Numériquement, les avancées sont là, avec 200.000 places d'hébergement à disposition, dont 150.000 dédiées à l'hébergement d'urgence. Le gouvernent va en effet maintenir ouvertes jusqu'à fin mars 2022 les 43.000 places d'hébergement d'urgence créées depuis le premier confinement en mars 2020. Une manière de mettre fin à la "gestion au thermomètre", et qui va coûter 700 millions d'euros et porter le budget annuel consacré à l'hébergement d'urgence à 2,9 milliards, selon le ministère du logement.
"Cette décision est neuve et positive, mais cela suppose une vigilance constante" pour maintenir le volume de places à 200.000 qui reste "un minimum", estime Pascal Brice, président de la Fédération des acteurs de la solidarité (FAS, regroupant les gestionnaires de 80% des centres d'hébergement).
Conserver les 70.000 places d'urgence en hôtel est notamment l'un des défis. Autant le confinement, avec l'arrêt du tourisme et des déplacements commerciaux, avait rendu les hôtels plus enclins à louer à un public défavorisé, même à prix cassés (environ 25 euros la nuitée), autant "c'est plus compliqué aujourd'hui pour les hôtels de mélanger les clientèles", relève Alain Christnacht, président du SamuSocial de Paris. "Jusqu'à présent avec l'aide des préfets et de la région, on est arrivé à remplacer les places, mais nous n'avons pas de certitude que cela puisse durer", explique-t-il.
La situation reste donc fragile à en croire le regain actuel d'appels au 115, le numéro d'urgence pour les sans abris, de l'ordre de 400 personnes par jour dont "certaines demandes restent non pourvues", selon M. Christnacht.
Or, le taux d'occupation de toutes les places d'hébergement est déjà de 100 %", selon le ministère du Logement.

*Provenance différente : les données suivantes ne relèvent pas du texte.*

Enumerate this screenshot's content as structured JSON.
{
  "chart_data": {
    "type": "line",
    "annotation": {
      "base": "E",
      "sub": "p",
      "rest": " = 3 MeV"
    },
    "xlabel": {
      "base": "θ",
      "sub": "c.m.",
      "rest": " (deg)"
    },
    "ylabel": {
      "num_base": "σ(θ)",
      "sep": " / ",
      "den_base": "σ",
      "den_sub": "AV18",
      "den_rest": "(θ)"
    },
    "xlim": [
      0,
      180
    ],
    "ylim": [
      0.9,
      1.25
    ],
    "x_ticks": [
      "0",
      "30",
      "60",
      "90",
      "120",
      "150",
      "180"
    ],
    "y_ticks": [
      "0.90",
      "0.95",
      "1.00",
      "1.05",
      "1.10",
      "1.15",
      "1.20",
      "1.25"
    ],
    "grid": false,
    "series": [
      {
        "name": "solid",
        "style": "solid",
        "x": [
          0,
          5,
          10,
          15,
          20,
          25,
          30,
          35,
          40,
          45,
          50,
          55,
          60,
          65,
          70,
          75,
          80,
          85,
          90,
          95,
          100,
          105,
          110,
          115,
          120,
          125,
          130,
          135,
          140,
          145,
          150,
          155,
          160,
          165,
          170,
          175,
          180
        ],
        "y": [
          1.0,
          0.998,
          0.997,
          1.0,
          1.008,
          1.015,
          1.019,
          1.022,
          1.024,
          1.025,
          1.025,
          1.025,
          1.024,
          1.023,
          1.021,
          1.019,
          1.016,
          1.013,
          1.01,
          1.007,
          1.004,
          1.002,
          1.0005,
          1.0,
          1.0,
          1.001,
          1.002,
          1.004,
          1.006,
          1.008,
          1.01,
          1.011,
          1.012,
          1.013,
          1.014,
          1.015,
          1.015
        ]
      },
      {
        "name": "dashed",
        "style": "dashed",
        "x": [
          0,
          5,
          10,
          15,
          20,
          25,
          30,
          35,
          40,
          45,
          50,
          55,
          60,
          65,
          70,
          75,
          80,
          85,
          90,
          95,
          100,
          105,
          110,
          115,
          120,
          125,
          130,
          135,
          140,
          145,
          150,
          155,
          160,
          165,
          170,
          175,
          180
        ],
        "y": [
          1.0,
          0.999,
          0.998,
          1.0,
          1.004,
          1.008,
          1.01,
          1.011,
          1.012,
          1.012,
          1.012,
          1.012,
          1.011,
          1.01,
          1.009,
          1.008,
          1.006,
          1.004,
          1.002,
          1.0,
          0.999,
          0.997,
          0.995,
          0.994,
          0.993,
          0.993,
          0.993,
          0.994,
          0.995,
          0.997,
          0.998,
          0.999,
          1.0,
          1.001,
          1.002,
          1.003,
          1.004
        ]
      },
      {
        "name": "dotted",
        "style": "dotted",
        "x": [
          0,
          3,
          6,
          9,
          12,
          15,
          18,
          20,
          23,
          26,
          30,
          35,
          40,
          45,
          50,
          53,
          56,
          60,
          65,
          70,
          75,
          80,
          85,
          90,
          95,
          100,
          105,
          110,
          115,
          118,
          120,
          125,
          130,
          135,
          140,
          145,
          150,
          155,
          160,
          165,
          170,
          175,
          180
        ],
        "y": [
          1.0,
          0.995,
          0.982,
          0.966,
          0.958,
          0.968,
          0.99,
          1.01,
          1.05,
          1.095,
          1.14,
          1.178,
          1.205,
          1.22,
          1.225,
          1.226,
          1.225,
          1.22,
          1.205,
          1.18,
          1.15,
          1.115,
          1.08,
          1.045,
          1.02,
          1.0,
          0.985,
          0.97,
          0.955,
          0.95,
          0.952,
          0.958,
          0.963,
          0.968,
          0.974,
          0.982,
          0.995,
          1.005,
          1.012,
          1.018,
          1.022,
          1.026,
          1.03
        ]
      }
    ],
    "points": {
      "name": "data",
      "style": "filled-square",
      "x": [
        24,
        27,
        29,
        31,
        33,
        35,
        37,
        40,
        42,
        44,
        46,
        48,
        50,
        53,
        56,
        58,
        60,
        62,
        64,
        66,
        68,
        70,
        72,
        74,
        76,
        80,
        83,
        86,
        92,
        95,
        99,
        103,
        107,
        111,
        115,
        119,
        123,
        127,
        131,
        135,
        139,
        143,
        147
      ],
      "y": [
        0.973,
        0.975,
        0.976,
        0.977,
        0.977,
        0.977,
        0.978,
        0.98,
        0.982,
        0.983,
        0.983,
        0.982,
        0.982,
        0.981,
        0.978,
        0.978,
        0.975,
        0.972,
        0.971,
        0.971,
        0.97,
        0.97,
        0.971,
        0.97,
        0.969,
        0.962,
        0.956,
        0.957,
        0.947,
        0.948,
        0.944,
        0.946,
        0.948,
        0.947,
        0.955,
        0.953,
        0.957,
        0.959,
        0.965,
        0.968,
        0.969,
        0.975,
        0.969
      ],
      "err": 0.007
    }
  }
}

Craintes pour le printemps
"Que va-t-il se passer après la trêve? Le contexte est assez préoccupant et il faut mettre le paquet pour éviter une catastrophe sociale" au printemps, avertit le délégué général de la Fondation Abbé Pierre, Christophe Robert.
Selon le ministère, du 1er janvier 2018 au 30 juin 2021, le programme "Logement d'abord" a permis à 280.000 personnes sans domicile fixe, à la rue ou en centre d'hébergement, d'accéder au logement. En termes de logement d'urgence, l'objectif est par ailleurs d'arriver à 190.000 places fin 2022 avec consigne aux préfets de planifier cette décélération pour éviter les expulsions sèches, c'est-à-dire sans relogement pérenne.
Mais comment anticiper les effets de la hausse des factures d'énergie, de la baisse des APL, de la réforme de l'assurance chômage et du poids grandissant du loyer dans le budget des ménages moyens? Les expulsions non effectuées du fait de la prolongation de la trêve risquent également de faire gonfler le nombre de sans-abri après mars, redoutent les organismes interrogés.
A titre d'exemple, 2 millions de repas à 1 euro ont été distribués dans les restaurants universitaires pour le seul mois de septembre. Cette précarisation frappe l'ensemble des jeunes, souligne Tommy Veyrat de l'Union nationale des Comités Locaux pour le Logement Autonome des Jeunes.
Outre une hausse du nombre de logements sociaux, conditions sine qua non pour sortir d'une gestion au coup par coup, la Fondation Abbé Pierre propose donc de mettre à profit le "répit" de la trêve pour renforcer le modèle de prévention, l'anticipation des effets de la crise économique et l'accompagnement juridique et social des familles et ce afin de limiter les expulsions le printemps venu.
La FAS plaide pour sa part pour une loi de programmation pluriannuelle intégrant l'hébergement d'urgence et le programme "Logement d'abord". Ce à quoi la ministre Emmanuelle Wargon se dit "très favorable".